I would like to first preface my question by stating that I am just getting started with learning R and thank you in advance!

My question is why does R treat columns as an object and not a string when passed to functions, specifically with the qplot function apart of ggplot?

For instance, running qplot(x = "X_COLUMN", geom = "histogram", data = dataset, binwidth = 10) where "X_COLUMN" is a column in the data.frame object dataset results in the error StatBin requires a continuous x variable: the x variable is discrete.Perhaps you want stat="count".

However, by simply making "X_COLUMN" an object (qplot(x = X_COLUMN, geom = "histogram", data = dataset, binwidth = 10)), the function works as intended.

But when I attempt to print out the object X_COLUMN, I get Error: object 'X_COLUMN' not found.

What is the reason for this or am I thinking about this wrong?

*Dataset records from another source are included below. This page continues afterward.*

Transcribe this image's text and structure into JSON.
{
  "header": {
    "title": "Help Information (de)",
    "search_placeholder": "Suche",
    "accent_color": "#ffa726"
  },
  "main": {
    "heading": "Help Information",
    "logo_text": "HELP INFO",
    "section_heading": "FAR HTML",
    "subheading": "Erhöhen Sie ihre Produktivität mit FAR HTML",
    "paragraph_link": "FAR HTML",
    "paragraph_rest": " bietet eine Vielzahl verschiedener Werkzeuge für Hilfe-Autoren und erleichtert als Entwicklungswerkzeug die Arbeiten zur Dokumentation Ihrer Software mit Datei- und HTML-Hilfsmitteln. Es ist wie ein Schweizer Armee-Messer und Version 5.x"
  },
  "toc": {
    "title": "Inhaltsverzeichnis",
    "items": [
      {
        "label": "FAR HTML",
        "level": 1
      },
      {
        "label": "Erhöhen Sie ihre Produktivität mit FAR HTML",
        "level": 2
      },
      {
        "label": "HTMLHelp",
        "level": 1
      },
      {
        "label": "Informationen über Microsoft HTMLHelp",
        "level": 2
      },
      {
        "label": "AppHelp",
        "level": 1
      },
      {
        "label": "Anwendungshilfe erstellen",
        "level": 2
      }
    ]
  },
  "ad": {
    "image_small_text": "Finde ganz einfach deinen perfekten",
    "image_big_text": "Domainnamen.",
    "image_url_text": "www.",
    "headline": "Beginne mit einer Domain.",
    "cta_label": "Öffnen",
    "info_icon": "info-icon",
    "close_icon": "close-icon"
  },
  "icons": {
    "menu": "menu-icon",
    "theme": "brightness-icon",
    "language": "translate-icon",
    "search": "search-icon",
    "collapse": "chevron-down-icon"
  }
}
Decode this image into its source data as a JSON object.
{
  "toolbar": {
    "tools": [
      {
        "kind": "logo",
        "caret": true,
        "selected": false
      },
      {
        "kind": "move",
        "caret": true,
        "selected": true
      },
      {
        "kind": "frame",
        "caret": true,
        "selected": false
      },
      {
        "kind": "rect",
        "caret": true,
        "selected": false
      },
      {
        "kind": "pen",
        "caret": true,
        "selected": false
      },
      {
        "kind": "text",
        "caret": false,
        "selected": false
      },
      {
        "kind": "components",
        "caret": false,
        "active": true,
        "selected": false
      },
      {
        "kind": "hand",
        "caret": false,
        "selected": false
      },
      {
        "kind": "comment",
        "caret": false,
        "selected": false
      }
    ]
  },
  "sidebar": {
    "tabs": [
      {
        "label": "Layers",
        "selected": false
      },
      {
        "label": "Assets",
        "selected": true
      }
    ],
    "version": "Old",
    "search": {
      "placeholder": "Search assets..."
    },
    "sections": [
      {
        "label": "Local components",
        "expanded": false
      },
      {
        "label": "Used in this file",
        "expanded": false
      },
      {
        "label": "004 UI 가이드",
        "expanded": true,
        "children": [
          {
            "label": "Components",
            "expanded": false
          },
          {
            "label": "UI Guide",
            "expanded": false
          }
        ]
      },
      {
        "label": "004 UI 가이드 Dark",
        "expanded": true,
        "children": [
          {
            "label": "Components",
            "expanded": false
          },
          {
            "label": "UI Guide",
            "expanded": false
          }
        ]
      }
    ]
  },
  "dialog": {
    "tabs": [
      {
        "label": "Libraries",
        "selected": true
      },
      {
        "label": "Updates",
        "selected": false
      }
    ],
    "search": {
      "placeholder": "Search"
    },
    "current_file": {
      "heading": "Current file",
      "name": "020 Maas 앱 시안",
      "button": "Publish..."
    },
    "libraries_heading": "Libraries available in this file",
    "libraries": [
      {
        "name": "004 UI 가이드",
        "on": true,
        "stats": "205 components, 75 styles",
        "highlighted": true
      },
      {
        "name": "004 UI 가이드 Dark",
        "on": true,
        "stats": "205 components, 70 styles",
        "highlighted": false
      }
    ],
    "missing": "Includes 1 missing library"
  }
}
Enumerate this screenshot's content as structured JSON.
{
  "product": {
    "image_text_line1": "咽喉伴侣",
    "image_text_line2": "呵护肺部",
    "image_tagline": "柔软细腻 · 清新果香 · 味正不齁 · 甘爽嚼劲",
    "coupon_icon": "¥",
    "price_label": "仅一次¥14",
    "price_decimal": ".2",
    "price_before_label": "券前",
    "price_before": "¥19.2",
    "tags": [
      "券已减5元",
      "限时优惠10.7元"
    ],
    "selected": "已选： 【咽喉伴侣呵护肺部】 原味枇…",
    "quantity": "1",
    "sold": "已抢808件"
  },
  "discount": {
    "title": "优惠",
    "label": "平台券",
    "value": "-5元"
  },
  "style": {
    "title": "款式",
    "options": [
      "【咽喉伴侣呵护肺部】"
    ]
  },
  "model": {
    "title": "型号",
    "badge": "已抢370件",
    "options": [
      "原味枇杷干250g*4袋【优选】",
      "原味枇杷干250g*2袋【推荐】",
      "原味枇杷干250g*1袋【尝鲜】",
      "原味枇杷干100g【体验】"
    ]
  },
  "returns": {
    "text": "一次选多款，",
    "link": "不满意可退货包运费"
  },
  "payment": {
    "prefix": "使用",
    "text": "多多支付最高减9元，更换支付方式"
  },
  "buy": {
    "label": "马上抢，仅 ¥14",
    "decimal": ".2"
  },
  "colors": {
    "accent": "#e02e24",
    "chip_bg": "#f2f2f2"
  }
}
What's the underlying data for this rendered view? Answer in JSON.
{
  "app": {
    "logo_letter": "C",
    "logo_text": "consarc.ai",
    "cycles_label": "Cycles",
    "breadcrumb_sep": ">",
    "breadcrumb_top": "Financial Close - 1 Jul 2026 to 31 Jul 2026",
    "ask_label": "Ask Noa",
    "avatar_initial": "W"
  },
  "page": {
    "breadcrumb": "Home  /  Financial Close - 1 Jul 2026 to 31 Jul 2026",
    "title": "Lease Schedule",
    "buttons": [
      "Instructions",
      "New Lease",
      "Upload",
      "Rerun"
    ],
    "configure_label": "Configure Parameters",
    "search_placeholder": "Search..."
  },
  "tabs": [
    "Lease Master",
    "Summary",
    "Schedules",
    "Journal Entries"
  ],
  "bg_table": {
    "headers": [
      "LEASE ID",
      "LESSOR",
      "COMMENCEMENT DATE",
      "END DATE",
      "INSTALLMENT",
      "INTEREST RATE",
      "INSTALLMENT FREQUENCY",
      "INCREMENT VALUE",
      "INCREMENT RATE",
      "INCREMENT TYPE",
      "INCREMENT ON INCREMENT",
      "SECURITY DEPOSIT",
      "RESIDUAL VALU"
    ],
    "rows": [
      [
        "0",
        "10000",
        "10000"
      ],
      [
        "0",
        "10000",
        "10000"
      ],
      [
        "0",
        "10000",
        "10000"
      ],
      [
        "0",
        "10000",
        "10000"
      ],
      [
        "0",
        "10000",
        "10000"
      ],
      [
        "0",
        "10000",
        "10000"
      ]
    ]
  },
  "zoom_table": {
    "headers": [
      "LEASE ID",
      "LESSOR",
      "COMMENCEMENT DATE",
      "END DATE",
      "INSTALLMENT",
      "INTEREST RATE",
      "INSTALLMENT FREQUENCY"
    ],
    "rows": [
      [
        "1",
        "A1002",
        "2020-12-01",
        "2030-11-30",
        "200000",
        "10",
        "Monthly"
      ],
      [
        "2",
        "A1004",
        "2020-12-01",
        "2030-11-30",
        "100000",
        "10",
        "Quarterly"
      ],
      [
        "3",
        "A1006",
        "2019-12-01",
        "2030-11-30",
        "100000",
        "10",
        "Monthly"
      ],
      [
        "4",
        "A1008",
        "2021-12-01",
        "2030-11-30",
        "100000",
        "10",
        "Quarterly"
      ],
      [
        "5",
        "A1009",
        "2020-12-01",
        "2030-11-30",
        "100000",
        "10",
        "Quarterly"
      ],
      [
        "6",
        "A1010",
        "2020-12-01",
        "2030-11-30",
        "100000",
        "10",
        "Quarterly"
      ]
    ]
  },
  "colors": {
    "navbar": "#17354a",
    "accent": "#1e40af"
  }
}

CodePudding user response:

This is because that's how R's data.frame (and tidyverse's tibble) are designed. Imagine that you are collecting data about some people. The people are your rows. And the aspects (like height, weight, color, body mass index, etc.) are your columns. So, column titles are not strings per se. They are the variables. Therefore, when you write "column_name" in inverted comma, ggplot will be confused. It will assume that you want to supply a string, not the variable name. But it needs a variable in order to function properly. If you are using base R function plot, you should write df$column_name instead of just column_name.